BBC NEWS | Science/Nature | Thera eruption was bigger still


----------



## HareBrain (Mar 30, 2010)

Reminds me of a story that was on some science programme a few years ago which said that at some point -- maybe in a year, maybe ten thousand -- the side of one of the Canary Islands was going to collapse, causing a tsunami that would devastate the entire east cost of America. Haven't heard anything about it since.

And then of course there's Yellowstone ...

The ground has it in for us, people!


----------



## Ursa major (Mar 30, 2010)

But should we put our foot down, or try to stamp our authority...? Perhaps not.
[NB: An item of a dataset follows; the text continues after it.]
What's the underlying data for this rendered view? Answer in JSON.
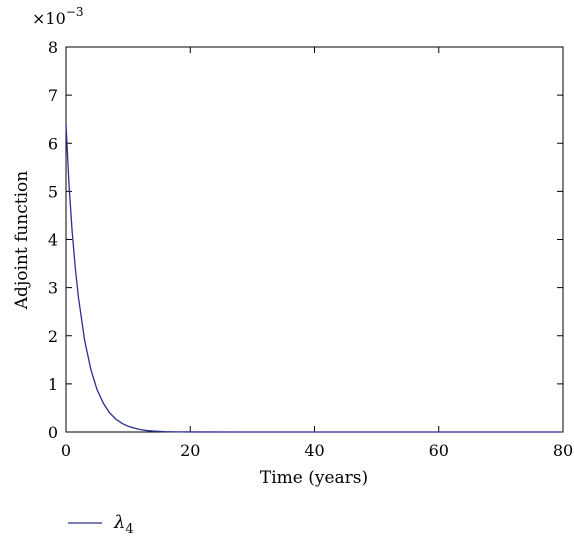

That island in the Canaries is La Palma, where, it has been suggested, a part of the island weighing 1.5 x1015 kg - 1.5 trillion tonnes - could slide into the ocean. The _Horizon_ programme which talked about this concentrated on graphics for the US east coast (crude models of New York, I think, and perhaps Miami were shown being hit by a wave over half a kilometre high). I don't think this is the whole story, though: I doubt we to the north would be unaffected with waves of this magnitude racing across the Atlantic in all directions.


----------



## mosaix (Mar 30, 2010)

Well spotted Harpo. 

An interesting story. It makes me realise that the Earth cares not a jot for the those of us living upon it.


----------